Either way, I'm glad you got the gun back.


----------



## Sharps40 (May 2, 2010)

Find a qualified Colt gunsmith. In the longrun you'll likely be happiest and secure its done right. Might call Colt.


----------



## Gunplumber Mike (May 3, 2010)

I agree with the others.  Colt revolvers are finicky to work on and Colt will do it for a reasonable price.  They will also have the correct parts.  There are three different hammers used on the Det Spec.


----------



## Ballplayer (May 8, 2010)

I own a Det. Special and I'm trying to figure out how they broke the spur ? that would be hard to do.   Yep, let a smith do it !


----------



## Gunplumber Mike (May 10, 2010)

Broken spurs are common on Colt revolvers, especially the Python series.  Usually caused by drops and falls.


----------



## yellowhammer (May 13, 2010)

*Colt hammer*

Thanks for all the input.I`ll use a gunsmith.Who`s a good one,for Colts,close to Dallas?The gun was either dropped or thrown.Some small scratches on the muzzle,a raised burr at the rear sight(which is a groove),and the missing spur.Gun was in my wife`s SUV,which was stolen and used in a smash`n`grab.SUV recovered next day.Gun recovered on Morehouse campus two months later.It took me a year to find out that Morehouse police had it.Atlanta PD dropped the ball,not Morehouse.Thanks to a helpful Atlanta PD officer,I was able to get the gun back. The officer located the gun for me,and assisted me in picking it up.There are still some good cops in Atlanta.By the way,Morehouse had,a month ago,another gun(found in a sack,with mine)a gun stolen from Rockdale county.They would like to see it returned to the owner,also.


----------



## Gunplumber Mike (May 13, 2010)

Do you know which model your Det Spec is?
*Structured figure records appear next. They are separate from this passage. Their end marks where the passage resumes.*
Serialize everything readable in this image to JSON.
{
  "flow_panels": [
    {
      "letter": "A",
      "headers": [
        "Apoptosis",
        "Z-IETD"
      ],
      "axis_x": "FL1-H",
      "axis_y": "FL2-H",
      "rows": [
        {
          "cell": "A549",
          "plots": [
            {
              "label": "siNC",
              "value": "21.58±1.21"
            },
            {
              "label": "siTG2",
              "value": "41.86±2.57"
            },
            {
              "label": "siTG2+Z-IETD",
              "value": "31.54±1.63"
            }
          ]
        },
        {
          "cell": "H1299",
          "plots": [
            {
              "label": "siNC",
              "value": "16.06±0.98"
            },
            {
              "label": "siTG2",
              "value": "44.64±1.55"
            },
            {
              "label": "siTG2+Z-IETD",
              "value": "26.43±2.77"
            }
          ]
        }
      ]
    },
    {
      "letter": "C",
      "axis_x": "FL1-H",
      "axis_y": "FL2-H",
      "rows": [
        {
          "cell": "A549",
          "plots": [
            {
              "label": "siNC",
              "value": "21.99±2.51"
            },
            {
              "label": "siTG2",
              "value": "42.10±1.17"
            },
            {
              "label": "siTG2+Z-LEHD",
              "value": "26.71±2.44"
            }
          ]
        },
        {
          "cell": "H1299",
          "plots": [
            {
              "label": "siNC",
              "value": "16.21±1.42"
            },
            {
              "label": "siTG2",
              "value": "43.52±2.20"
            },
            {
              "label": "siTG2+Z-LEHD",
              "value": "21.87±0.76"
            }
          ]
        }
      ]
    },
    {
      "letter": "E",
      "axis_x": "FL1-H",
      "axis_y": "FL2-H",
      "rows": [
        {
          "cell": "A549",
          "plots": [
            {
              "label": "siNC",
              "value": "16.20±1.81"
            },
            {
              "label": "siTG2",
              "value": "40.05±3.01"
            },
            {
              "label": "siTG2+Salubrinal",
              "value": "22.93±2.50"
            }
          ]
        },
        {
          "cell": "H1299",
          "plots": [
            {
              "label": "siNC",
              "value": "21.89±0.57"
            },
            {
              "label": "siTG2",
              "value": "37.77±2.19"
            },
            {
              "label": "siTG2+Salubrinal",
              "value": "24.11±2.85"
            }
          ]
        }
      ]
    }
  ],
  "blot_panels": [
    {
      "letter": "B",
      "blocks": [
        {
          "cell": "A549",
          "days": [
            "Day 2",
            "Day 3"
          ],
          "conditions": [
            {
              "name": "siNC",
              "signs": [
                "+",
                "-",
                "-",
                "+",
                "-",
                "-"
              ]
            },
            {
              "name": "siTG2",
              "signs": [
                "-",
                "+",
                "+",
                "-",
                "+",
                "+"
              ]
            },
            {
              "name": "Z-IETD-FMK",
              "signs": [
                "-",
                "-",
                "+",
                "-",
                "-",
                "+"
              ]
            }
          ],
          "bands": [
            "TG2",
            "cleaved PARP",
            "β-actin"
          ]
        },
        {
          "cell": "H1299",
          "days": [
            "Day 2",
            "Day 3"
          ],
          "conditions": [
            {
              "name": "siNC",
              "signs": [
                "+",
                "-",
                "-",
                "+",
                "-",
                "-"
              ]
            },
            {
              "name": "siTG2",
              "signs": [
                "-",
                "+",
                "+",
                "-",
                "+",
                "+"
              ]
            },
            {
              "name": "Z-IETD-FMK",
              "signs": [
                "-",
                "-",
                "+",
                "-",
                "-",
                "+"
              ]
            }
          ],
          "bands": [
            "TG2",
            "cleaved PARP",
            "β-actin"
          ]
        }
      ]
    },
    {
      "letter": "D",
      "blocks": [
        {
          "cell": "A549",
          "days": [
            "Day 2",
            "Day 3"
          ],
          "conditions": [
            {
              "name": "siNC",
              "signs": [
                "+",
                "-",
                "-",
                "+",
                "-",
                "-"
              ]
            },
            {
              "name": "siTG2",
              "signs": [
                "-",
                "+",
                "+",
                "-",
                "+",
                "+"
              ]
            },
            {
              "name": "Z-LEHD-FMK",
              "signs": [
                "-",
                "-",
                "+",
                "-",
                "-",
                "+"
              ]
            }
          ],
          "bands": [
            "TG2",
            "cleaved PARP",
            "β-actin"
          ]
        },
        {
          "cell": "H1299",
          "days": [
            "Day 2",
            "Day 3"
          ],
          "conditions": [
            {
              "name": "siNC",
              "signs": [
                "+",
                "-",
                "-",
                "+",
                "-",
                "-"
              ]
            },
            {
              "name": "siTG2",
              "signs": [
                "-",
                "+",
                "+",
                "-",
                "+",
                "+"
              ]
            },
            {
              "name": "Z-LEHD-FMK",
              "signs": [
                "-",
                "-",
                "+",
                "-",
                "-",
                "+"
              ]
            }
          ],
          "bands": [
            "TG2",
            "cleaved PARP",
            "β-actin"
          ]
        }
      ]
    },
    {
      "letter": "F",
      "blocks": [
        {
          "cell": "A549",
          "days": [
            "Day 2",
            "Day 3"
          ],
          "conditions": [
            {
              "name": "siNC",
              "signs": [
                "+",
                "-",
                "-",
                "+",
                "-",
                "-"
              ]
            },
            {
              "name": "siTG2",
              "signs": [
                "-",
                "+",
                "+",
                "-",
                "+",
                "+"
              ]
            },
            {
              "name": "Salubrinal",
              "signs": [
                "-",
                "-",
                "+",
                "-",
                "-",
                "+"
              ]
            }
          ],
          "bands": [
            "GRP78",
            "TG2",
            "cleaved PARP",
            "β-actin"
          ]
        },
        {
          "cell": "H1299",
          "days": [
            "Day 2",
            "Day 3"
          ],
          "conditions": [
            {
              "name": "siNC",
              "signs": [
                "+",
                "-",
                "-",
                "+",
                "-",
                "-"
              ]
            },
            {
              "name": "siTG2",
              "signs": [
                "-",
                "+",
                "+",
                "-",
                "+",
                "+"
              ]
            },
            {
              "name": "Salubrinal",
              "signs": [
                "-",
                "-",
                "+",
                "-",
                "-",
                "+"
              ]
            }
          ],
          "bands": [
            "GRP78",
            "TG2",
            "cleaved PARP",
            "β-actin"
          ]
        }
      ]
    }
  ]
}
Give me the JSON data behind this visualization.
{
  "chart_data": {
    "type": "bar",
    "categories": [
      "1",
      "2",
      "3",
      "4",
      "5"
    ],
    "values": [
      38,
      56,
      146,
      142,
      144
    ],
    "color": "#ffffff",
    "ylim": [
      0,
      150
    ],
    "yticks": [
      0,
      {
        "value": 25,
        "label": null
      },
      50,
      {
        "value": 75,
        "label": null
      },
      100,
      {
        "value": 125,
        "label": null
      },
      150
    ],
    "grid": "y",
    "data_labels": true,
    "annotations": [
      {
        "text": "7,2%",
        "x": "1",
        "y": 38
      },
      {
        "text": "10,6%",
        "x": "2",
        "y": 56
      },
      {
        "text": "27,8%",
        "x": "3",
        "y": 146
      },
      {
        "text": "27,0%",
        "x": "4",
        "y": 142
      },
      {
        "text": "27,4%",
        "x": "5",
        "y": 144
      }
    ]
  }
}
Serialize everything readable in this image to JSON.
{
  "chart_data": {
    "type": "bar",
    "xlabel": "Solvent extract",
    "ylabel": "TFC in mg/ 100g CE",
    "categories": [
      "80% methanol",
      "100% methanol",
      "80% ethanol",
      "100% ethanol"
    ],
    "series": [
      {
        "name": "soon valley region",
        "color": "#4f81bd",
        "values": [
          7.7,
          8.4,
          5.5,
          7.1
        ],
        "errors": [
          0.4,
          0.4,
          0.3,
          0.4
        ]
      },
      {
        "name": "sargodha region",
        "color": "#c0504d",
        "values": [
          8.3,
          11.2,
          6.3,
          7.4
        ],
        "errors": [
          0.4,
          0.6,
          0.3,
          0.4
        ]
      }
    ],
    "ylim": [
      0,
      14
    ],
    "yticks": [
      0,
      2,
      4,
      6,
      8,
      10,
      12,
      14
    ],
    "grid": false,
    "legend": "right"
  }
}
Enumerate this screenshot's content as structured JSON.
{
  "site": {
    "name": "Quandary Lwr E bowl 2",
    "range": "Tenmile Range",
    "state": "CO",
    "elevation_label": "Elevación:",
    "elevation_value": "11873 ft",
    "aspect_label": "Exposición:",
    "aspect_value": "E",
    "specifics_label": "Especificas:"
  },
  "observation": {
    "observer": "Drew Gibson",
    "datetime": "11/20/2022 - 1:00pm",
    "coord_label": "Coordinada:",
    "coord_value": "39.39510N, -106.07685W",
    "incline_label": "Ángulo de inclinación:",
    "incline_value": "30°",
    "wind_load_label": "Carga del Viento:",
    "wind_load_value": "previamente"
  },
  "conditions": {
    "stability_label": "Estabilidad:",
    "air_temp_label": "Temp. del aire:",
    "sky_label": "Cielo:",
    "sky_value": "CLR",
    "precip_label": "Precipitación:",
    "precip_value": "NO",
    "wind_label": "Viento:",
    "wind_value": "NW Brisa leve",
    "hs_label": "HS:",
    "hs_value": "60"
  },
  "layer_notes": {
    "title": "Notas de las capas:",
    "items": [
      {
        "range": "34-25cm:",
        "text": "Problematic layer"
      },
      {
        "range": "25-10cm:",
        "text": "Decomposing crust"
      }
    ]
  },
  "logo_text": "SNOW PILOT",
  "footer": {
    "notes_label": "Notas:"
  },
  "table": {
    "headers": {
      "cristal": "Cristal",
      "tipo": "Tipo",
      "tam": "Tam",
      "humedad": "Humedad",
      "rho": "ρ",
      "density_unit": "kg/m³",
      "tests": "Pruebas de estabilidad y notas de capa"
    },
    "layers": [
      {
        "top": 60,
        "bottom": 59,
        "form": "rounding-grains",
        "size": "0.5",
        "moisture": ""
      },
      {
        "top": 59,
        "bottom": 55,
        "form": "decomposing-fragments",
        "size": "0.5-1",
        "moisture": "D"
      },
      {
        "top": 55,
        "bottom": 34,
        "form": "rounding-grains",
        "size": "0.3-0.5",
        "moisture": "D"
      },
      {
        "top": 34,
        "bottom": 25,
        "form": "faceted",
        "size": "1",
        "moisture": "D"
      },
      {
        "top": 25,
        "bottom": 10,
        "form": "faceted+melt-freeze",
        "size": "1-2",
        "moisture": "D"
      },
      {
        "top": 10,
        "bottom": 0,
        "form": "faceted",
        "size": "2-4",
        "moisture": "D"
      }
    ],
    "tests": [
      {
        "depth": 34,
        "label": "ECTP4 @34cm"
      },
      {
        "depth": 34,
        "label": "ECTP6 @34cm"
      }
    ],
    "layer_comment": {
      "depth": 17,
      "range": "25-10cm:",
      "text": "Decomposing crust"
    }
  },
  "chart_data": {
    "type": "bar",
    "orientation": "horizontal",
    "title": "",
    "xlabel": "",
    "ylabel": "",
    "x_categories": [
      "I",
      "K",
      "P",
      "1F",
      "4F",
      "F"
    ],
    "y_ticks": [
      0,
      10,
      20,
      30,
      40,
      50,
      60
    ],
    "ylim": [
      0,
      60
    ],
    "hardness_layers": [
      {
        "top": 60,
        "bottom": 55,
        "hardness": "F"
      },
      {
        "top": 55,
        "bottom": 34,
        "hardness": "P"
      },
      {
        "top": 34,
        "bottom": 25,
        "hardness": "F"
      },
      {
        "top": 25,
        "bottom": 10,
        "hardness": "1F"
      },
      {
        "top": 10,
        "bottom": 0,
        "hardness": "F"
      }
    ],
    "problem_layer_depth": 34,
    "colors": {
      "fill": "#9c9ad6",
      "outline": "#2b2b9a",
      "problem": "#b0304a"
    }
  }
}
Would you happen to be a Bama Fan?


----------



## yellowhammer (May 14, 2010)

*Colt*

Don`t know the model right now,but it`s a snubbie with hard rubber wrap-around grips(factory).I bought it new in about 1995.I was a PI back then and bought it for work.It is rated to shoot +P+ but it`s not recommended to do it a lot.As for Bama,I`m a fan of the state and have considered moving there.I`m not a big sports fan except for stock car racing,Nascar and dirt tracks.I hunt and fish too much to go to ball games,`cept for grandkids.


----------



## Gunplumber Mike (May 14, 2010)

The yellowhammer threw me.

I have a few Det Spec parts in stock, but mine are for the first and second models.  Yours is a later edition.  I would definitely return it to Colt.  Their number is 1-800-962-colt.  The website is www.coltsmfg.com.  Since it is being returned for repair you can send it yourself by UPS.  Since it is a handgun you cannot use the Post Office.


----------



## yellowhammer (May 14, 2010)

*Colt*

Thanks Mike.


----------